The definition of the Lax operator involves the local quantum space $h_n$ and the auxiliary space $V$, which for the beginning will be also $\Bbb{C}^2$. Lax operator $L_{n,a}(\lambda)$ acts in $h_n \otimes V$ and is given explicitly by the expression $L_{n,a}(\lambda) = \lambda \mathrm{I_n} \otimes \mathrm{I_a}+ i \sum_\alpha S^\alpha_n \otimes\sigma^\alpha$, where $\mathrm{I_n}$, $S^\alpha_n$ acts in $h_n$ and $ \mathrm{I_a}, \sigma^\alpha$ are unit and Paulimatrices in $V=\Bbb{C}^2; \lambda $ is a complex parameter, usually called the spectral parameter, reminding its role as an eigenvalue in the original Lax operator. Alternatively $L_{na}(\lambda)$ can be written as a 2 $\times 2$ matrix $L_{na}(\lambda)= \begin{bmatrix} \lambda + i S_n^3&iS_n^-\\iS_n^+ &\lambda-iS_n^3 \end{bmatrix}$, acting in $V$ with entries being operators in quantum space $h_n$.
After giving the explicit form of Lax operator as tensor product in the respective spaces, the alternative form is given in matrix form with the matrix entries being operators in the the first space. How exactly do we arrive in this form (The matrix which acts only on one space)? I tried checking in lots of other related paper but clearly I'm missing something here. Can anybody please give me a hint or a direction?
Both forms of the $L_{na}(\lambda)$ are acting on the same space $h_n \otimes V$. The first makes it obvious by writing it as a sum of tensor products of operators acting on each space. The second is using the standard basis to write it as a block matrix.

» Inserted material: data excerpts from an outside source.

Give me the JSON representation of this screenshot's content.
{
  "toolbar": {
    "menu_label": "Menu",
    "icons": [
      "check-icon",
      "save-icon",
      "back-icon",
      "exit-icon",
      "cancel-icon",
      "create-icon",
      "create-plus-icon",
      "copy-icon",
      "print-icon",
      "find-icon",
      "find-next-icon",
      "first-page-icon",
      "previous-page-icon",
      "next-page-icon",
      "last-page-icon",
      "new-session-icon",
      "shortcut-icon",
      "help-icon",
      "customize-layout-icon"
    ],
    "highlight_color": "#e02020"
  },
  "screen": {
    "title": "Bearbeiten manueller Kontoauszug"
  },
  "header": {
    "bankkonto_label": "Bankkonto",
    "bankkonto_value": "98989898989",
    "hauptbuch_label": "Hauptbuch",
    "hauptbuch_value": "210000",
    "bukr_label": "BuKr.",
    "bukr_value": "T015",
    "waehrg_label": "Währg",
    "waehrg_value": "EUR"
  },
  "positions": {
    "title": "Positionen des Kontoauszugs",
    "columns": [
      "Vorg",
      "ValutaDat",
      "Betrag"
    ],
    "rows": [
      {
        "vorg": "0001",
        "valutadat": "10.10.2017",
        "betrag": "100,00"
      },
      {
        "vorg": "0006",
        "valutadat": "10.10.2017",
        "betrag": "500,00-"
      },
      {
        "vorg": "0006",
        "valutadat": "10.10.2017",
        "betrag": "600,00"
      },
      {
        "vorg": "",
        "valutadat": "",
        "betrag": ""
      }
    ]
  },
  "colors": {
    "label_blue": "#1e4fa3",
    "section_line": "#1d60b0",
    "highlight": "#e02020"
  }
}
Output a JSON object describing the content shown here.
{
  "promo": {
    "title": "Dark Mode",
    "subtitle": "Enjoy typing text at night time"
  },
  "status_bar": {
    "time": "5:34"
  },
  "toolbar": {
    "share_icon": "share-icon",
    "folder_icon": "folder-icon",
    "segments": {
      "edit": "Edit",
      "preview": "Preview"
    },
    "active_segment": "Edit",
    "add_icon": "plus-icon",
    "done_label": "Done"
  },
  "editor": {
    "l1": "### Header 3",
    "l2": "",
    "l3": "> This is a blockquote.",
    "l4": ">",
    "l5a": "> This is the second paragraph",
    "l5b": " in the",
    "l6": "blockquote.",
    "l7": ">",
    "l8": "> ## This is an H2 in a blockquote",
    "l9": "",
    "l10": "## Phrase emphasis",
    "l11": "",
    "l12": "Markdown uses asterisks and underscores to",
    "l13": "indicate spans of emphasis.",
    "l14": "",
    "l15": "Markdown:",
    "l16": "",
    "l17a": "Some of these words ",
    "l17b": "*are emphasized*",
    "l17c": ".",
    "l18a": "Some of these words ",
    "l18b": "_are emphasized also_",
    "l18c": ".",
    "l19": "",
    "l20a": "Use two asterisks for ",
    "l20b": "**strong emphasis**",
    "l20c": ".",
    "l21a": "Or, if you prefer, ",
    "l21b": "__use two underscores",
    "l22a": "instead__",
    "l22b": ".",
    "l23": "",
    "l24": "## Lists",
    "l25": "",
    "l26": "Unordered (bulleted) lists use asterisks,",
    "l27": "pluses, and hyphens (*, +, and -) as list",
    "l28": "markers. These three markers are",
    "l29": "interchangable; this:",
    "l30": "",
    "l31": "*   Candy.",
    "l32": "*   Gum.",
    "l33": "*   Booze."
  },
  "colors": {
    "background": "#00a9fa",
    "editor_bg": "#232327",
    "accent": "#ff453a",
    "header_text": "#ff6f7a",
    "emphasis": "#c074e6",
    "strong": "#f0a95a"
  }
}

Take the top left entry. That corresponds to the part of the matrix that is takes vectors of the form $|x0\rangle \in h_n \otimes V$ to $|y0\rangle$. So a 2 by 2 matrix for that entry whose $xy$ entry is described that matrix element. $\langle x0\mid L_{na}(\lambda) | y0\rangle = \lambda \langle x |I_n| y \rangle \langle 0 | I_V | 0 \rangle + i \sum_\alpha \langle x | S_n^\alpha | y \rangle \langle 0 | \sigma^\alpha | 0 \rangle$. You can see that this gives the entries for the operator $\lambda I_n + i S_n^3$ acting on $h_n$.
Do the same for the other three entries by switching around some of the $|0\rangle$'s above to $|1\rangle$'s.